Tour operators expect U.S. travel bookings to Cuba to increase in 2019, a new survey shows, despite government-issued policy changes that impacted American travel to the island last year.
The survey, which was conducted in late 2018 by the Center for Responsible Travel (CREST), a nonprofit research organization, was released this week. It reflects input from 23 U.S. tour operators and other service providers to Cuba.
Respondents said they expect to see an increase in bookings from cruises, study abroad trips, and people-to-people group travel.
Of the respondents involved in U.S. people-to-people travel to Cuba (now labeled as “Support for the Cuban People”), more than half (55 percent) expect an increase. “People-to-people trips to Cuba offer fully immersive and authentic educational experiences,” said Martha Honey, executive director of the Center of Responsible Travel.
More than 71 percent of the respondents who book cruises to Cuba said they expected those bookings to be up in 2019. Boosted with new suppliers entering the market, such as Seabourn and Virgin Voyages heading to Cuba in 2019 and 2020 with their ultra-luxury and adults-only cruise lines, it’s likely to remain strong.
In 2019, Cuba’s Ministry of Tourism aims to exceed five million international visitors, which would represent its twelfth year of growth. There is a wide range of cultural events taking place throughout the year, from the Havana Art Biennial beginning in April to Carnival in Santiago this July, culminating in the 500th Anniversary of Havana in November.
Public misperceptions surrounding the Trump administration’s policy changes, as well as the State Department’s change of its Cuba travel advisory rating, has impacted U.S. stayover travel.
During the first half of 2018, bookings to Cuba fell off drastically. Nearly 81 percent of the respondents to the survey reported decreases of U.S. travelers visiting Cuba during the first half of 2018; 62 percent reported decreases of 20 percent or more.
But tourism began to recover in the latter half of the year. Cuba still finished the year strong with a record 4.75 million international visitors, thanks largely to cruise ship arrivals, which grew by 48 percent in 2018.
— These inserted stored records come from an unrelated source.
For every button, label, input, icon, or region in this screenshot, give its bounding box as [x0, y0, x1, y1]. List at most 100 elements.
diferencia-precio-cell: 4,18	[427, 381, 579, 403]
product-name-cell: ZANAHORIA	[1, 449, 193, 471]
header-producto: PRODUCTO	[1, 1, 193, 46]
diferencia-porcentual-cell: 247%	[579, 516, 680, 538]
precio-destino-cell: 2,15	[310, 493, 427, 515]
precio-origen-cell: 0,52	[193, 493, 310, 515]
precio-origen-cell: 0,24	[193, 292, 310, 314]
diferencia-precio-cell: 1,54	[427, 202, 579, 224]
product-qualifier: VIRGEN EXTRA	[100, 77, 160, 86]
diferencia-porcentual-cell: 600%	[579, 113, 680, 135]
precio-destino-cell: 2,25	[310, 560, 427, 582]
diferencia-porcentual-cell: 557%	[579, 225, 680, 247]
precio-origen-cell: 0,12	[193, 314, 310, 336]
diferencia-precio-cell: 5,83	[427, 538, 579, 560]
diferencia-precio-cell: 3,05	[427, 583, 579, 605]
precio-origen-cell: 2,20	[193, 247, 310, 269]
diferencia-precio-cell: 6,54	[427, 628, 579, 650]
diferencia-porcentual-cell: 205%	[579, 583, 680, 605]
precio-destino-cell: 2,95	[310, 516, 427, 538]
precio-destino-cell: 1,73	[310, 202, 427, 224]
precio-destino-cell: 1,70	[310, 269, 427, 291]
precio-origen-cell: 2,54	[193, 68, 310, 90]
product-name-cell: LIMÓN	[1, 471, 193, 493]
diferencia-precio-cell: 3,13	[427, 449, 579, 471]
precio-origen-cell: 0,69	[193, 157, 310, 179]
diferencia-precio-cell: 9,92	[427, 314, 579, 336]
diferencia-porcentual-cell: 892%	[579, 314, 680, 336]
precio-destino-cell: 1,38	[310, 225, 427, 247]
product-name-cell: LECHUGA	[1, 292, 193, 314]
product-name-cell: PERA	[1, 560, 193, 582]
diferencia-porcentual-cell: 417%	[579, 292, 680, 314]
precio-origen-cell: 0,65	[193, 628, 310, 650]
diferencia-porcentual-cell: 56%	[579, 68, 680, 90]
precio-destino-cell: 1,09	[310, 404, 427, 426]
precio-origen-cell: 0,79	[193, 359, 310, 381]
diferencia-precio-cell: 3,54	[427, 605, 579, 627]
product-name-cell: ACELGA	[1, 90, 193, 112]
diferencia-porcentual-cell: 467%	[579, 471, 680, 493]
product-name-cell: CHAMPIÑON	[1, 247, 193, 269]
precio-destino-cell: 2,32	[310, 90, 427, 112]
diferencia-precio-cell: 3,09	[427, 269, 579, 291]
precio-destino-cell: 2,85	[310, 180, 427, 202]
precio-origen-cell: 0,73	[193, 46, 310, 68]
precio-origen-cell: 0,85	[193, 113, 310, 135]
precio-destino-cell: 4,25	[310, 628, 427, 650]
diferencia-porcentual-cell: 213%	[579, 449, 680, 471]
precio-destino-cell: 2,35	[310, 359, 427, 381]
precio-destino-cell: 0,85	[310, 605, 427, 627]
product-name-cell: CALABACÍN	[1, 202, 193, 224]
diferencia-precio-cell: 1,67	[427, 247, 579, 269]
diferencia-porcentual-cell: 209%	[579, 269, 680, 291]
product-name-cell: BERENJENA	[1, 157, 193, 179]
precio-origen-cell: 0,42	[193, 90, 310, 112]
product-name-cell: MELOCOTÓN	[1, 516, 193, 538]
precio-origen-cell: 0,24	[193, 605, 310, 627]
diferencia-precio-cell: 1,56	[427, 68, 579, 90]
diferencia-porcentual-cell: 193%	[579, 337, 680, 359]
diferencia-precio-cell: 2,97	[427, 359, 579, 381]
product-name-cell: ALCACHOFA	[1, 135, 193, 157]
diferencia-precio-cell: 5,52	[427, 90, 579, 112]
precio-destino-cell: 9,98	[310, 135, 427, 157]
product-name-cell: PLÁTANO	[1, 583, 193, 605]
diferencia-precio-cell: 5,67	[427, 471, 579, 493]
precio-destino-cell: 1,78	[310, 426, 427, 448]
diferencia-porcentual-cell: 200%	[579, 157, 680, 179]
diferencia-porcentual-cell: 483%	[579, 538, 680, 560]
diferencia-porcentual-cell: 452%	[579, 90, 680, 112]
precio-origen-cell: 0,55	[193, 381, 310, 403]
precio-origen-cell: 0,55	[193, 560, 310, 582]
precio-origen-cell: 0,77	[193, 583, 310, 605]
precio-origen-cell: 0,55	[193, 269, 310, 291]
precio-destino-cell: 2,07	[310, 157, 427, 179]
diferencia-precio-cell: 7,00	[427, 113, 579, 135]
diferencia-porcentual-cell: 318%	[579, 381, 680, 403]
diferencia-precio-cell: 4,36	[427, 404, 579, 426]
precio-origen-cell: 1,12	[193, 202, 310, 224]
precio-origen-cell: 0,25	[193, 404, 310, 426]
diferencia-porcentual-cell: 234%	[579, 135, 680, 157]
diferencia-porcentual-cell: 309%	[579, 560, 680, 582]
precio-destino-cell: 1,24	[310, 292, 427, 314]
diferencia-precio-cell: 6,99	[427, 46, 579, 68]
The Trump administration’s policies, beginning in mid-2017 and resulting in confusion among Americans, were cited by tour operators as key reasons why U.S. stayover travel dipped in 2018, with 81 percent of respondents selecting the belief that new U.S. policies make travel to Cuba illegal for U.S. citizens. But in fact, Americans may still travel to Cuba under 12 categories of travel approved by the U.S. government, although they must make sure they follow the regulations.
Other than requiring Americans making people-to-people trips to have contact with the Cuban people and to travel in groups rather than individually, “the legal aspect of travel to Cuba is virtually unchanged,” said Robert Muse, a Washington-based lawyer specializing in U.S.-Cuba matters, during a conference call organized by CREST.
The other top reason cited in the survey for the decline in U.S. travel to Cuba in the first half of 2018 was the Level 3 travel advisory (reconsider travel) issued by the U.S. State Department, in the wake of mysterious health incidents involving U.S. diplomats, primarily at their Havana homes. In August, the State Department downgraded that to a Level 2 rating (exercise increased caution).
“Visitors to Cuba, time and time again, leave this island yearning to come back,” said Rita McNiff, founder of Like a Cuban. “Cuba is a very special place. The country is safe, the people are warm and inviting, and greet visitors with open arms and hearts. I can firmly stand behind the safety of Cuba, having made the country my home for the past three years.”